The story of Titanic’s sister ship on the night of 14/15 April 1912 gives a unique new insight into the Titanic tragedy. Entering service fully ten months ahead of Titanic, the Olympic was a near identical sister ship, the first of a class of three liners, two of which would sink.
Wade Sisson tells the story of the Olympic on that fateful night, how she was merely 350 miles away, outward bound from New York back to Southampton. Titanic’s faint distress signals were heard by the Olympic and her Captain, Haddock, prepared her for the rescue mission. Steaming at full speed towards the scene of the disaster, she was readied to receive passengers and crew from the doomed liner.

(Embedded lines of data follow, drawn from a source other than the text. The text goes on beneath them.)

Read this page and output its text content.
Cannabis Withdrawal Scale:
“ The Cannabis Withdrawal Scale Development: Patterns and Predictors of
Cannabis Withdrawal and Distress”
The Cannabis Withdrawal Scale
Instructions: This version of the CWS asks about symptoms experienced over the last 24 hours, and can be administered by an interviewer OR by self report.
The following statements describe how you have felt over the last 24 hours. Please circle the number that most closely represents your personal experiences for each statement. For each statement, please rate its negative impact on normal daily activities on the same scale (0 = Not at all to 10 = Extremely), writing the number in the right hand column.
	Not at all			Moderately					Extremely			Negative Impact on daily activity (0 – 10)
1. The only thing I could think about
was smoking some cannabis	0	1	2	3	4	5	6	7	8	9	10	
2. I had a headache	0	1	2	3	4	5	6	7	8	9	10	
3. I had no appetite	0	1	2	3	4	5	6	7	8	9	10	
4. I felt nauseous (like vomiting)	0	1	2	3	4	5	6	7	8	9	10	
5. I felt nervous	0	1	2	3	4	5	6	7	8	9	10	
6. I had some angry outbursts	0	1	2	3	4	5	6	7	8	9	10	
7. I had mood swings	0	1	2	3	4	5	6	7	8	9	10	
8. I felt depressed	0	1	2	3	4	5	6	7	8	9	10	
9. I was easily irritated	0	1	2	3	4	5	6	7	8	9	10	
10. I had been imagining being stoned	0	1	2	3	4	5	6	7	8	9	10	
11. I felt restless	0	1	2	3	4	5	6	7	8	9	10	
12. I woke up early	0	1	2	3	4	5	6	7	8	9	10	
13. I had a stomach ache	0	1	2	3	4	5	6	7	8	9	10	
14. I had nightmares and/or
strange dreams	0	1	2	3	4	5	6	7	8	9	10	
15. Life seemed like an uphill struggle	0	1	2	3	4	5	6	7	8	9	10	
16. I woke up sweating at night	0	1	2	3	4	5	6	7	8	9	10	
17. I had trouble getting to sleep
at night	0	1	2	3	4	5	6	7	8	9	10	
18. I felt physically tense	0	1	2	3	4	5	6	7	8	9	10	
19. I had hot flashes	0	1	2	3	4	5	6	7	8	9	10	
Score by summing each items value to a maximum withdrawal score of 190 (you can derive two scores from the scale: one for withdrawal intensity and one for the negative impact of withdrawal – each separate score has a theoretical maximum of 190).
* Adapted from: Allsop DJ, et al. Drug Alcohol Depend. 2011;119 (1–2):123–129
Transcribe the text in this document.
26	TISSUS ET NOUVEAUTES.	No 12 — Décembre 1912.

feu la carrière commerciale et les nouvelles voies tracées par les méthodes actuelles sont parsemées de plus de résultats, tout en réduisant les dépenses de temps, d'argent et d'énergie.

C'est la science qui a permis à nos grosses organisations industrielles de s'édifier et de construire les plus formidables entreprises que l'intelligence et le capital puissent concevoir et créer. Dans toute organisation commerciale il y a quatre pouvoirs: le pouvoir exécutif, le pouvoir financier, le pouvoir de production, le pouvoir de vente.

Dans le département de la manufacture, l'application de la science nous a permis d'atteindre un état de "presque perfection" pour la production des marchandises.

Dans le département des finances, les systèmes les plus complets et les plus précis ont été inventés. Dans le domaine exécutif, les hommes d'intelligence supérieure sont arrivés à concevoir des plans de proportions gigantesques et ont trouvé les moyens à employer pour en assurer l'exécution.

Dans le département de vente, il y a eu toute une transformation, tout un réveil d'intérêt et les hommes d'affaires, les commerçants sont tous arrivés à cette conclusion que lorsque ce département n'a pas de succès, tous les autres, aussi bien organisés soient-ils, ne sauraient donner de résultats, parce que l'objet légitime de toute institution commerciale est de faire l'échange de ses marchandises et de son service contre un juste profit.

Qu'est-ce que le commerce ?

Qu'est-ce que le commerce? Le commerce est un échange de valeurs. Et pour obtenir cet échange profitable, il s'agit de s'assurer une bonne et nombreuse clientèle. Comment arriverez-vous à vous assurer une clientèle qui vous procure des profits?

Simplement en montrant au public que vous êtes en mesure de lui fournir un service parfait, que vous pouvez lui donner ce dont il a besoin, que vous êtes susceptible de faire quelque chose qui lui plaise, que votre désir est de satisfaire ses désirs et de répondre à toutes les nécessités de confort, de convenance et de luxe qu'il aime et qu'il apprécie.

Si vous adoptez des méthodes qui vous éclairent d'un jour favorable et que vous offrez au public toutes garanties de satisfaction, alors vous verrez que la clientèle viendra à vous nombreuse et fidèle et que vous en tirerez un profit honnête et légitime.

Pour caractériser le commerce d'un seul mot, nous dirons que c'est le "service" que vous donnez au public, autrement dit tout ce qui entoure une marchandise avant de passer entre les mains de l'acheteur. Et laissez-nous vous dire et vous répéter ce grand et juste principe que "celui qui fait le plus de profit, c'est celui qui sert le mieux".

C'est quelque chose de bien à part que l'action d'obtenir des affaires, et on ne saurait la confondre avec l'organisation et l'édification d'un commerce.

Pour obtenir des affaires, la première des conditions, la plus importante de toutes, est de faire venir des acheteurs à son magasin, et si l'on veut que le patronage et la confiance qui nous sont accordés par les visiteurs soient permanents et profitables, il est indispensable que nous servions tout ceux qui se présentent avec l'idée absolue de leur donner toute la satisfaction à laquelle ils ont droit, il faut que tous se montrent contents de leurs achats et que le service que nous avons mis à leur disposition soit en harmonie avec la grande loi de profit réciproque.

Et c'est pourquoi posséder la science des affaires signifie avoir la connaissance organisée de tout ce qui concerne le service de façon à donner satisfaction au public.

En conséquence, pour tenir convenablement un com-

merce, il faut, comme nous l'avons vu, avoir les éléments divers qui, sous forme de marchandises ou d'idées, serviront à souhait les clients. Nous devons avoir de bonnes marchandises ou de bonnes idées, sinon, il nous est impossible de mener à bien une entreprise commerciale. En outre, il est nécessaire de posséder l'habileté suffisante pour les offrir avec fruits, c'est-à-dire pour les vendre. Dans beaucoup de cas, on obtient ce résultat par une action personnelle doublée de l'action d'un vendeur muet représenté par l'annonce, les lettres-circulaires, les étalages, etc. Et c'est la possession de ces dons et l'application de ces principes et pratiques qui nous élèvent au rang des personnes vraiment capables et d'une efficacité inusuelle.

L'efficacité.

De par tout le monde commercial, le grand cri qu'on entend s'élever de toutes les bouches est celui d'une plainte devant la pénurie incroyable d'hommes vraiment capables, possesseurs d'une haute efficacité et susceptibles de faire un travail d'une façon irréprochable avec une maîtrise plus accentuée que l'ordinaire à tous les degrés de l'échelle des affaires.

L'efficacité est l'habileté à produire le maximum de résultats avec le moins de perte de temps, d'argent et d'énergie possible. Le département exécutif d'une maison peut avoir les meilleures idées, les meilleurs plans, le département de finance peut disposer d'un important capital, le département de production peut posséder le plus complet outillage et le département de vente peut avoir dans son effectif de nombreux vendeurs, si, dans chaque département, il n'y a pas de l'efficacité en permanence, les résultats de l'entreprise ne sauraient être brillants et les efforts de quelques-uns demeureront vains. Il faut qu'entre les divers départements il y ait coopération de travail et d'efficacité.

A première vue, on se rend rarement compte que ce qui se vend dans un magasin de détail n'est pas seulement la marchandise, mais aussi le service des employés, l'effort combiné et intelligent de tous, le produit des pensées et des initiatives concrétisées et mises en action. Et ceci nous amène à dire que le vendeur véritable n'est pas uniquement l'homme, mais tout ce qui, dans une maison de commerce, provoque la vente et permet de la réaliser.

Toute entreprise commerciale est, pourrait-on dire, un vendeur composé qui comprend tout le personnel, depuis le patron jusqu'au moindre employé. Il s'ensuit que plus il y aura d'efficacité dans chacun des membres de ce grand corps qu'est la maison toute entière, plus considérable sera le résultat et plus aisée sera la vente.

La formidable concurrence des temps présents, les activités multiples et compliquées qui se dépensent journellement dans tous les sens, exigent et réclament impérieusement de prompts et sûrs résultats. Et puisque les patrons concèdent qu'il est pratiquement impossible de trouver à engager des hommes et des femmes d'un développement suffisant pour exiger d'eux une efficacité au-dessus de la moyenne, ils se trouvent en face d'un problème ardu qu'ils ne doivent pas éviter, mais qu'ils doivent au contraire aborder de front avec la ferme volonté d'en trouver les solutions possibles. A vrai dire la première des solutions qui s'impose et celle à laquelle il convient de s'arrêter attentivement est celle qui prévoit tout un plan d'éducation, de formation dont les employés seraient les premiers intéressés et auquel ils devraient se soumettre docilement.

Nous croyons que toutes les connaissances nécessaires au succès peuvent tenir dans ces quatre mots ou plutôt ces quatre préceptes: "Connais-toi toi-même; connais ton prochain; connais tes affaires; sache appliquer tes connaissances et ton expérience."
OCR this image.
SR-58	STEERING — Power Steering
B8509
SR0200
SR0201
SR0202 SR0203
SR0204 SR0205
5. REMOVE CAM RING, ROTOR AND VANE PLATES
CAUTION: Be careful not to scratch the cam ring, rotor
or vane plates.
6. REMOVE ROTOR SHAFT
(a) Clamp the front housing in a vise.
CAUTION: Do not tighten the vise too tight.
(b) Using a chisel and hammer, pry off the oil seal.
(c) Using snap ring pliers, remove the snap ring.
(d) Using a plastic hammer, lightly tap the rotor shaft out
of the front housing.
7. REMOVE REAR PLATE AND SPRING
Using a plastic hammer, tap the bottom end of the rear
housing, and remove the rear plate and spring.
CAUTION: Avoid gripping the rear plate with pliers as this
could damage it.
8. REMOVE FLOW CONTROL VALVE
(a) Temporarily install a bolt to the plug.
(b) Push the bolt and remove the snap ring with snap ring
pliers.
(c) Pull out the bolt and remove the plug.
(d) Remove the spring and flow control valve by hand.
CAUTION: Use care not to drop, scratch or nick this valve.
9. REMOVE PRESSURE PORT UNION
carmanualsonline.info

She was too late, but wanted to collect the survivors from the much smaller Carpathia and transport them back to New York. Captain Rostron, of the Carpathia, sent a fateful message informing Haddock that she would take the passengers back to New York. It was feared that a ship to ship transfer using the Titanic’s lifeboats would be too traumatic for the lucky 700 passengers and crew from the Titanic and that the sight of her near identical sister would create panic among the survivors.
Arriving back in England, the crew of the Olympic mutinied until extra lifeboats were fitted aboard and on her next return voyage, she nearly ran aground off the Lizard, in Cornwall. This is her story of the Titanic disaster and it is a thrilling one.